A ‘Big Four’ financial services firm has said the offer of US$7.75 per share from Republic Bank Trinidad and Tobago (Barbados) Ltd to buy out Cayman National Bank is “inadequate”.
KPMG delivered its verdict on the US$82 million deal after parent company Cayman National Corporation asked the firm to give a “fairness opinion” on the bid by Republic Bank, a subsidiary of Trinidad-based Republic Financial Holdings Ltd.
The Bahamas office of KPMG, which carried out the review, said, “KPMG is of the opinion that, as of the opinion date, the consideration under the offer is inadequate from a financial point of view to the offerees.”
Cayman National added in a directors’ circular to affected shareholders, “While the offer price offers certainty, it is arguably not compelling.”
The Cayman bank said that the trading price of shares had ranged between US$4.75 to US$9.95 over the past two years.
The offer for the outstanding 10.59 million ordinary shares is a premium of about US$0.85 on the bank’s share price on 14 May, the last trading day before the deal was proposed.
The news came as a split over the offer was revealed to have opened among directors of the Cayman bank, which is already almost 75% owned by Republic Financial Holdings Ltd.
Five of the directors signalled they would sell part of their shareholding, but three, including the biggest individual shareholder on the board, prominent Cayman businessman Clarence Flowers Jr., have rejected the offer.

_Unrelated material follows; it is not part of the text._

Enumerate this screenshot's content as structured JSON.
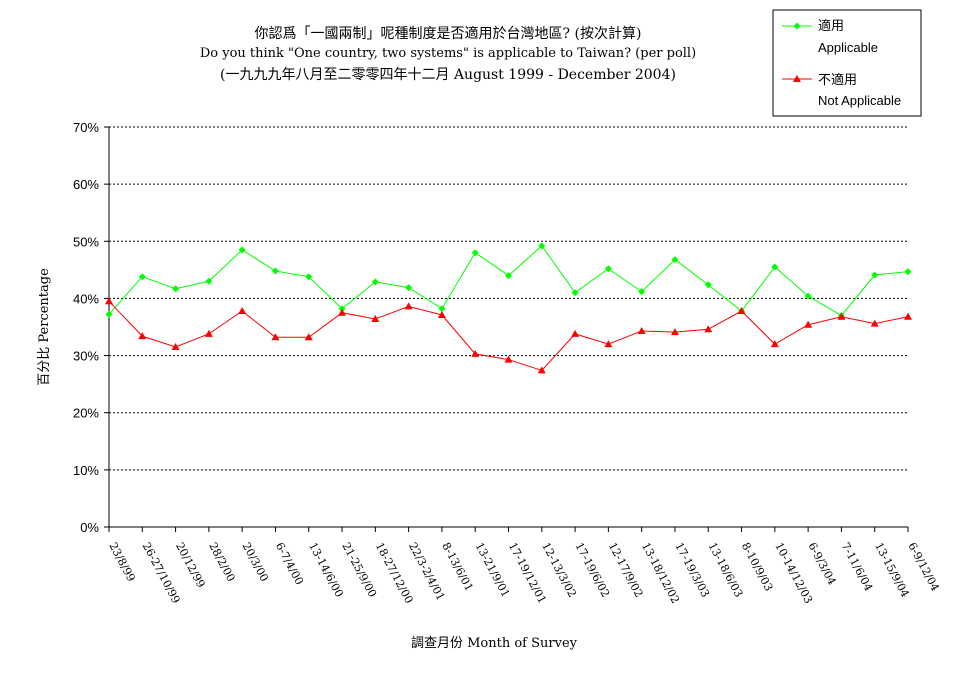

Directors of the bank have to hold at least 999 shares to retain their seats on the board.
Two directors, Nigel Baptiste, also the CEO and president of the Republic group, and Richard Sammy, agreed to sell 131 of their shares each, which would leave them with the 999 minimum required to retain a seat on the board.
Republic Bank said it would continue the business of Cayman National and retain the present board. It pledged that the board would continue to have a majority of Caymanians “at all times”.
Republic Bank also plans to delist Cayman National Corporation from the Cayman Islands Stock Exchange.
The directors’ circular on the takeover bid outlined this intention among the pros and cons of the offer for shareholders.
It told shareholders, “If the offer becomes unconditional in all respects, the offeror has stated that it intends to delist Cayman National from the CSX (Cayman Islands Stock Exchange) following conclusion of the offer.
“As a result, the level of liquidity is likely to further reduce, making it more difficult to sell your shares in future.”
The offer was conditional on the acquisition of between 13,035 and 10.59 million shares, which represented 0.03% and 25.02% of the issued share capital of CNC.
Republic said earlier this month that it had achieved acceptance of 39,300 shares, which also gave the bidder a proxy on the votes in a delisting resolution to be put to an extraordinary general meeting of CNC.
It added that compulsory acquisition of shares was possible after the acceptance threshold was reached.
It also said a better offer could be made from a third party, or the Trinidad bank could up its offer, but that there had been no developments on either.
The circular added that, because the shares were at present listed on a recognised stock exchange, tax did not have to paid on transfers, but that the exemption would not apply after delisting.
No brokerage fees of other transaction costs would be levied if shareholders accepted the offer, but would be if they sold them on the Cayman exchange during the offer period.
Cayman National Corporation added that people may wish to retain their shares in the hope of potential future growth and that shareholders might believe there is additional earnings potential from future dividends.
Shareholders have until 5pm on 29 July to accept Republic’s offer.
Cayman National Bank was founded in the Cayman Islands in 1974.
Republic Financial Holdings Ltd. is involved in retail and commercial banking, wealth management, investment banking and trust services. It also has interests in offshore banking and insurance and operates in 15 jurisdictions, including Anguilla, Dominica, Ghana, Grenada, Guyana, Saint Vincent and the Grenadines and the British Virgin Islands.